For modern society, food is not just to satisfy our hunger. There are many meanings behind every dish—different experiences and memories for each person will create different impressions.
Indonesia offers a rich heritage of cuisines throughout the archipelago with its abundance of spices. Recipes, hands down from generation to generation, become a cultural value that people still hold on to.
UK-based Indonesian food champion Petty Elliott has been in the culinary field for almost 20 years and is famously known as a chef, writer, entrepreneur, and philanthropist. Her passion for Indonesian cuisine has led her from cooking in her family at home to being a guest chef in several prestigious hotels and resorts worldwide.
Is there anyone in your family that inspired you to cook?
My grandmother from my mother’s side, so my maternal grandmother, my Oma. I called her Oma.
Did you often cook with your Oma when you were a child?
Yes! I started to learn to cook from my Oma; from all her grandchildren, I was the one that always helped her in the kitchen; it’s like I was her sous chef. When I was little, after school, while my parents were working, we would go to Oma’s house, and while my siblings went to play, I would go to the kitchen to help my Oma cook; she was a great cook. I always enjoy cooking with her very much. She would take me to the traditional market, and back then is, where I learned about the abundance of ingredients we use. The different kinds of spices – which one is ginger, galangal, or turmeric, their differences in flavor, texture, and looks.
What is your favorite dish that she made?
There is a lot; she was a great cook. But I think my favorite would be Sup Ikan Kuah Asam – a clear seafood soup. The broth is clear with a refreshing taste and very comforting. The seafood is infused with lemongrass, chili, Kemangi, chopped garlic, and shallot. It is very easy to make yet so delicious and comforting – it’s also her favorite dish. I always remember my Oma every time I make that.
Do you have any memorable food memories with your family?
The food memories with my family are a lot, especially when we live in Manado. Christmas and Easter celebrations usually are the most significant celebration. We would do a buffet – from my Oma, my mom, my aunties we will fill the table with lots of food all dong long, especially at Christmas.
For us, food is essential, and the table is the center of the family. We love to eat food at home, but we also love to go out in the city to try different dishes. I’ve tried Soto Makassar, Lao Lao noodles, and Sarikaya. And all these different cuisines helped me understand better when I started to get involved in the culinary world.
I think Manado culture has quite a strong European influence, but I see all this connection with Manado food and other cuisines in different regions in Indonesia. For instance, Nasi Kuning. Nasi Kuning in Manado has a different flavor from Nasi Kuning in Java. It is fascinating to see that every region has its taste profile, but the spices connect us.
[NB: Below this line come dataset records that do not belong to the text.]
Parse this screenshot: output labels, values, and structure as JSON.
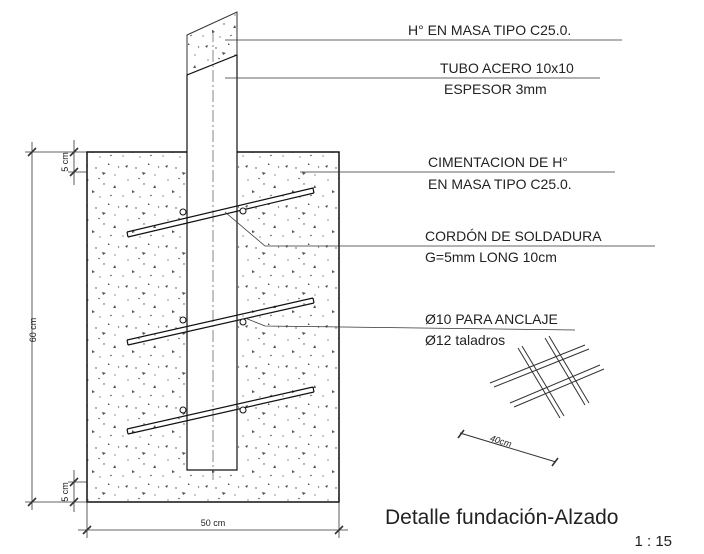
{
  "labels": [
    {
      "lines": [
        "H° EN MASA TIPO C25.0."
      ]
    },
    {
      "lines": [
        "TUBO ACERO  10x10",
        "ESPESOR 3mm"
      ]
    },
    {
      "lines": [
        "CIMENTACION DE H°",
        "EN MASA TIPO C25.0."
      ]
    },
    {
      "lines": [
        "CORDÓN DE SOLDADURA",
        "G=5mm LONG 10cm"
      ]
    },
    {
      "lines": [
        "Ø10 PARA ANCLAJE",
        "Ø12 taladros"
      ]
    }
  ],
  "dimensions": {
    "top_cover": "5 cm",
    "height": "60 cm",
    "bottom_cover": "5 cm",
    "width": "50 cm",
    "mesh": "40cm"
  },
  "title": "Detalle fundación-Alzado",
  "scale": "1 : 15"
}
Can you share one of the recipes passed down from your family? And why is that recipe meaningful to you?
There is quite a lot, from Woku Belanga, Sup Ikan Kuah Asam, Klapertart, and many more. But if it’s a simple one, a fusion that showcases my family’s heritage would be Roast Chicken with Sambal Dabu-Dabu. My children are half British, so I always try to combine British cuisine with Indonesian food, especially Manado, and I know Roast Chicken is very British – when it’s usually served with gravy, but I made it with Dabu Dabu instead, and it is super delicious.
It is pretty easy to make; the roast chicken is seasoned with salt, black pepper, and a squeeze of lime and rub it with coconut oil. Then, serves it with Sambal Dabu Dabu. It’s a bit more modern, but the addition of Dabu Dabu will give more flavor to the chicken.